167 pages, Arial 12, interligne double.

Accueil critique

La Créature endormie a été rédigé entre 2011 et 2012, pour mettre à profit quelques insomnies liées au stress professionnel. Il est notable que Christophe R. avait entamé une relation amoureuse avec Jeanne l’année précédente et il est possible que cette femme ait inspiré le personnage de Janice. Le manuscrit n’a été imprimé qu’en 2015, après que son auteur a mentionné son existence à sa nouvelle maîtresse, Christelle ***, afin de le lui faire lire.

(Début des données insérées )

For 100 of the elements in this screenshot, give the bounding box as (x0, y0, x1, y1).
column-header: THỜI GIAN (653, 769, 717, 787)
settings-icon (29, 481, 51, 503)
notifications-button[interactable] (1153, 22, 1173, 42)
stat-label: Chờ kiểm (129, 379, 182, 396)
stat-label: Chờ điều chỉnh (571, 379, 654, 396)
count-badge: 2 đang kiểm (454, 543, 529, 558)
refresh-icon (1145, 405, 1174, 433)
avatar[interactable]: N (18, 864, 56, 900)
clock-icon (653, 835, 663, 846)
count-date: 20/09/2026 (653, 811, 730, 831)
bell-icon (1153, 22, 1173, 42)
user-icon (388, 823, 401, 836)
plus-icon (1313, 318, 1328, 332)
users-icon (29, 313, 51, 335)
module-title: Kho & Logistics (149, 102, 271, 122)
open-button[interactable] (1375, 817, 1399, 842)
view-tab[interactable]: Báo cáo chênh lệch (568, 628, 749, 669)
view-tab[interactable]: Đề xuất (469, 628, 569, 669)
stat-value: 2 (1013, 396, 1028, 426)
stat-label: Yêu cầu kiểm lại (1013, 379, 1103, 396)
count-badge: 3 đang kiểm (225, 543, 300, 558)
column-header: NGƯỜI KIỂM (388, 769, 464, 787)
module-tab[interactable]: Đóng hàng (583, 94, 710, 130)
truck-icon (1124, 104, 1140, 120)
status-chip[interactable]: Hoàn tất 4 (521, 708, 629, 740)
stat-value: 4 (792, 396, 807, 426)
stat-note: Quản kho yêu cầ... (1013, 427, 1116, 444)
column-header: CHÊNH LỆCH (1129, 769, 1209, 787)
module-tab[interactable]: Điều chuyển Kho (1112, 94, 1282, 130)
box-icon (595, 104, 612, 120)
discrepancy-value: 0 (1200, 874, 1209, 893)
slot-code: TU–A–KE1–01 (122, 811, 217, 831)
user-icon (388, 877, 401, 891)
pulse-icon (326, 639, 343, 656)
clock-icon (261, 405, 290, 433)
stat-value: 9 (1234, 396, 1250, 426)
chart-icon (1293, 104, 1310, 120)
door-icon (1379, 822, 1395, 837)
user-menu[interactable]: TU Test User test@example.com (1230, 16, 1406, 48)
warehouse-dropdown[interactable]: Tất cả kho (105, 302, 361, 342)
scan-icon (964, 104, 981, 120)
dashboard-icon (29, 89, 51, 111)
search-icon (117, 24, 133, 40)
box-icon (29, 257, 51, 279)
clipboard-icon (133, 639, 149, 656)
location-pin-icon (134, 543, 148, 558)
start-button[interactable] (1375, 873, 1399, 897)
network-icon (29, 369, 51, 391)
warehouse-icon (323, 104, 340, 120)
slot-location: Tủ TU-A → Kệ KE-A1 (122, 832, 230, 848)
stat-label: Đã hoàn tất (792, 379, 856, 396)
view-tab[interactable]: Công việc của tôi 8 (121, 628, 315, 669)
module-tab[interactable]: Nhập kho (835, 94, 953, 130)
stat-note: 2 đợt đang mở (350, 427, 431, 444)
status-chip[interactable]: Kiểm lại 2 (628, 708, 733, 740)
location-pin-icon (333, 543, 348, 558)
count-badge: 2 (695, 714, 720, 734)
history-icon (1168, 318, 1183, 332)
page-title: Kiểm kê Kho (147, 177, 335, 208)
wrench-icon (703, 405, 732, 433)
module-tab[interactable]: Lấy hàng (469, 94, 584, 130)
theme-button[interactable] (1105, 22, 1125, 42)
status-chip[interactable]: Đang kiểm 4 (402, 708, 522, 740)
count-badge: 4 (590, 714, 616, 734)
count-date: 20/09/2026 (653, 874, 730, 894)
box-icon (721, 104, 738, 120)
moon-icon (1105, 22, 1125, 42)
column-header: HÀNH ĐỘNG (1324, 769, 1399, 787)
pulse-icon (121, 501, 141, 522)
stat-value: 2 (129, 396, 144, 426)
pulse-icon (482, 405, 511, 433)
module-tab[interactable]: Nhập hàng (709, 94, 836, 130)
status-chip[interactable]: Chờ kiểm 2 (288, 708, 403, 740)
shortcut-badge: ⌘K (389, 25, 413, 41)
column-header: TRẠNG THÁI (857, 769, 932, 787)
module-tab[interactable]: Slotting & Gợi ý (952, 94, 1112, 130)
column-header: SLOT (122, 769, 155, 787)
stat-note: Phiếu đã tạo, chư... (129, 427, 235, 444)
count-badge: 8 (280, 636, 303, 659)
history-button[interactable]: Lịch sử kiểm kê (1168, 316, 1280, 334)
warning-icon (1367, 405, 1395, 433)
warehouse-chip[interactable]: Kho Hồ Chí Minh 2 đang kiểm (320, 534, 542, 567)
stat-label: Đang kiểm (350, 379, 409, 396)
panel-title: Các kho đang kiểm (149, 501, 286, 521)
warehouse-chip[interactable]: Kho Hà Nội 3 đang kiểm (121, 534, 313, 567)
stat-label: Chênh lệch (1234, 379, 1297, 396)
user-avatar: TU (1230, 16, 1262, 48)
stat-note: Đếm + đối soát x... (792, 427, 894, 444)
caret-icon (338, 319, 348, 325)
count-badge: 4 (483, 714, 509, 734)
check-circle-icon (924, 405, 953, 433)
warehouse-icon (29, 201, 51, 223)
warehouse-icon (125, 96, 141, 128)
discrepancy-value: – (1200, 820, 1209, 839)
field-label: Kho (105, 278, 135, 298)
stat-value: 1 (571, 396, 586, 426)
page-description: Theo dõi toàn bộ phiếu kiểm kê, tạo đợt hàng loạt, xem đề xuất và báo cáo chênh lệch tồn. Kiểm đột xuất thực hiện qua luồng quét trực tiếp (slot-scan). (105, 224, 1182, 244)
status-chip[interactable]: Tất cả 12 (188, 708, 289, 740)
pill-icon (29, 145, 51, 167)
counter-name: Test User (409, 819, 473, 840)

La Créature endormie a reçu un accueil décevant de Christelle ***, qui n’a pas cependant formulé de critiques formelles et a préféré s’en tenir à un avis évasif : « Ce n’est pas trop ma tasse de thé, ce genre d’histoire, cette femme… mais je trouve bien que tu aies cette impulsion d’écrire… C’est bien d’être créatif. »
Le manuscrit a ensuite été confié à Jeanne ***. Il est difficile de savoir si cette femme a réellement apprécié la valeur littéraire du roman car elle s’en est servi outrageusement contre son auteur, pour lui chercher querelle, et la dispute qui s’en est suivie a été la cause de leur rupture définitive.
Le manuscrit papier a été passé au broyeur par Christophe R., mais le disque dur de son ordinateur portable contient encore, dans le dossier ‘essai de roman’, La Créature endormie.